Und einmal abgesehen von der Zukunft: Welchen Sinn hat das Leben hier und jetzt?

"Das Leben hat keinen Sinn, außer dem, den wir ihm geben", singt die Gruppe Culcha Candela. Ihre Zeitanalyse: "Alle rennen, alle machen, keiner weiß warum (...) mal macht es Sinn, dann wieder nicht (...) Einer rostet ein, einer rastet aus" (3).

Zwischen Einrosten und Ausrasten höre ich die Jahreslosung 2013 als Tipp fürs bessere Leben: Mach' dich auf den Weg, wandere los! Pilgern gegen Glaubensburnout, das ist: Aufbruch, die gewohnten Rollen verlassen, "sich selbst fremd gehen". Noch einmal mit dem Anfang anfangen: den Garten Eden verlassen, von Schuld gezeichnet durchs Land streichen wie Kain, aus der ägyptischen Knechtschaft befreit mit Israel ins gelobte Land ziehen, nach Jerusalem wallfahren wie Jesus - und, ja auch das: mit dem Auszug aus dem gemütlichen Lager vor den Toren der Stadt die Schmach des Kreuzes auf sich zu nehmen (Hebr 13,13).

Den Pilgernden, die die bewährten Strukturen und die gewohnten Rollen verlassen, gibt der Hebräerbrief ein Vademecum. Ihnen ist gesagt, was sie auf ihrem Weg zu tun und zu lassen haben:

"Gutes zu tun und mit andern zu teilen" (Hebr 13,16), nicht geldgierig zu sein, sich an dem zu genügen, was da ist (Hebr 13,5).
Noch eine Aufgabe - Wo bleibt der Trost?
So genügsam zu leben, das macht zufrieden, sagt der Hebräerbrief: "Unser Trost ist, dass wir ein gutes Gewissen haben" (Hebr 13,18).

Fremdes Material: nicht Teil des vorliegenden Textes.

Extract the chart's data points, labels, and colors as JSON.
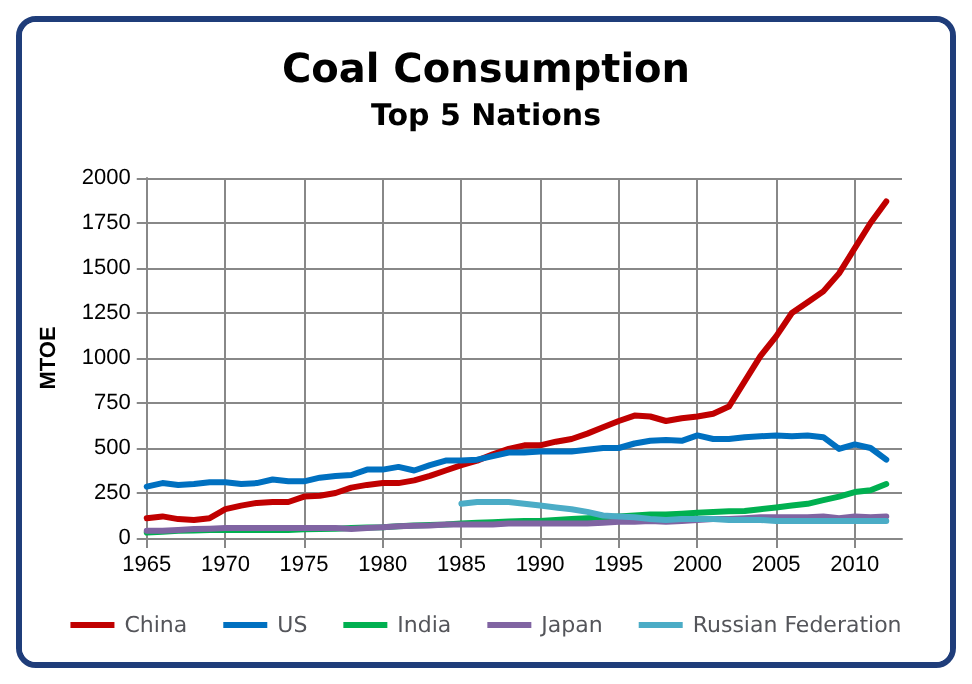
{
  "chart_data": {
    "type": "line",
    "title": "Coal Consumption",
    "subtitle": "Top 5 Nations",
    "ylabel": "MTOE",
    "x": [
      1965,
      1966,
      1967,
      1968,
      1969,
      1970,
      1971,
      1972,
      1973,
      1974,
      1975,
      1976,
      1977,
      1978,
      1979,
      1980,
      1981,
      1982,
      1983,
      1984,
      1985,
      1986,
      1987,
      1988,
      1989,
      1990,
      1991,
      1992,
      1993,
      1994,
      1995,
      1996,
      1997,
      1998,
      1999,
      2000,
      2001,
      2002,
      2003,
      2004,
      2005,
      2006,
      2007,
      2008,
      2009,
      2010,
      2011,
      2012
    ],
    "series": [
      {
        "name": "China",
        "color": "#c00000",
        "values": [
          110,
          120,
          105,
          100,
          110,
          160,
          180,
          195,
          200,
          200,
          230,
          235,
          250,
          280,
          295,
          305,
          305,
          320,
          345,
          375,
          405,
          430,
          465,
          495,
          515,
          515,
          535,
          550,
          580,
          615,
          650,
          680,
          675,
          650,
          665,
          675,
          690,
          730,
          870,
          1010,
          1120,
          1250,
          1310,
          1370,
          1470,
          1610,
          1750,
          1870
        ]
      },
      {
        "name": "US",
        "color": "#0070c0",
        "values": [
          285,
          305,
          295,
          300,
          310,
          310,
          300,
          305,
          325,
          315,
          315,
          335,
          345,
          350,
          380,
          380,
          395,
          375,
          405,
          430,
          430,
          435,
          455,
          475,
          475,
          480,
          480,
          480,
          490,
          500,
          500,
          525,
          540,
          545,
          540,
          570,
          550,
          550,
          560,
          565,
          570,
          565,
          570,
          560,
          495,
          520,
          500,
          435
        ]
      },
      {
        "name": "India",
        "color": "#00b050",
        "values": [
          30,
          35,
          40,
          42,
          45,
          45,
          45,
          45,
          45,
          45,
          48,
          50,
          52,
          55,
          58,
          60,
          65,
          70,
          72,
          75,
          80,
          85,
          88,
          92,
          95,
          95,
          100,
          105,
          110,
          115,
          120,
          125,
          130,
          130,
          135,
          140,
          145,
          148,
          150,
          160,
          170,
          180,
          190,
          210,
          230,
          255,
          265,
          300
        ]
      },
      {
        "name": "Japan",
        "color": "#8064a2",
        "values": [
          40,
          40,
          45,
          50,
          52,
          55,
          55,
          55,
          55,
          55,
          55,
          55,
          55,
          50,
          55,
          60,
          65,
          68,
          70,
          75,
          75,
          75,
          75,
          80,
          80,
          80,
          80,
          80,
          80,
          85,
          90,
          90,
          95,
          90,
          95,
          100,
          105,
          105,
          110,
          115,
          115,
          115,
          115,
          120,
          110,
          120,
          115,
          120
        ]
      },
      {
        "name": "Russian Federation",
        "color": "#4bacc6",
        "values": [
          null,
          null,
          null,
          null,
          null,
          null,
          null,
          null,
          null,
          null,
          null,
          null,
          null,
          null,
          null,
          null,
          null,
          null,
          null,
          null,
          190,
          200,
          200,
          200,
          190,
          180,
          170,
          160,
          145,
          125,
          120,
          115,
          105,
          100,
          105,
          105,
          105,
          100,
          100,
          100,
          95,
          95,
          95,
          95,
          95,
          95,
          95,
          95
        ]
      }
    ],
    "xlim": [
      1965,
      2013
    ],
    "xticks": [
      1965,
      1970,
      1975,
      1980,
      1985,
      1990,
      1995,
      2000,
      2005,
      2010
    ],
    "ylim": [
      0,
      2000
    ],
    "yticks": [
      0,
      250,
      500,
      750,
      1000,
      1250,
      1500,
      1750,
      2000
    ],
    "grid": true,
    "legend": "bottom",
    "marker": "none",
    "line_style": "solid"
  }
}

... sondern die zukünftige suchen wir

Zu dem guten Gewissen hier und jetzt gesellt sich die zukünftige Stadt. Wie wird sie aussehen? Glänzend wie das goldene Jerusalem? Fruchtig-süß wie das Land, in dem Milch und Honig fließen? Friedvoll-sanft wie der Ort, wo Wölfe und Lämmer beieinander wohnen?
Die bewährten Metaphern lässt der Brief hinter sich. Er spricht schlicht von einer "besseren und bleibenden Habe" (Hebr 10,34). Eine bessere Heimat ist den Glaubenden versprochen. Sie sollen zu Gottes Ruhe kommen (Hebr 4,1). Die Ruhe Gottes am siebten Schöpfungstag, dem Schabbat, die werden auch die Glaubenden genießen.
Ruhe, das wissen wir auch aus unserer menschlichen Erfahrung: Ruhe ist ein Geschenk. Auch nach der schnellsten Lauferei, dem kraftvollsten Abstrampeln, der größten Plackerei am Arbeitsplatz muss sie sich nicht einstellen. Ruhe ist ein Geschenk. Ein zerbrechliches, schnell zerstört durch Klingelton oder Wutgebrüll.

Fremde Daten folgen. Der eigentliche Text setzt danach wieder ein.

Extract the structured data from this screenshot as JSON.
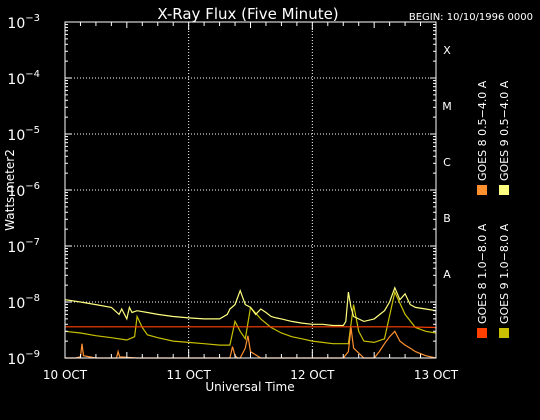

Aber "wer zu Gottes Ruhe gekommen ist, der ruht auch von seinen Werken so wie Gott von den seinen" (Hebr 4,10). Das ist die Ruhe, die sich einstellt nach dem Blick auf das Geschaffene:
"Siehe, es war sehr gut."

Bescheiden klingt nach dieser Verheißung das weltliche Versprechen des Pilgerns:
"Man kommt nie zu Hause an, wenn man sich nicht davon entfernt" (4).

(1) Linau, Detlef, Sich fremd gehen. Warum Menschen pilgern, Ostfildern 2009, 171.

(2) Augustin, Anita, Der Zwerg reinigt den Kittel, Berlin 2012, 8.

(3) Zitate aus dem Lied "Morgen fliegen" der Gruppe Culcha Candela. Der gesamte Text auf: http://www.songtextemania.com/morgen_fliegen_songtext_culcha_candela.html

(4) Hape Kerkeling im Vorwort zu: Losgehen , um anzukommen. Die Faszination des Pilgerns, hg. von Bettina Feldweg, München, Zürich 2009 (2008), 14.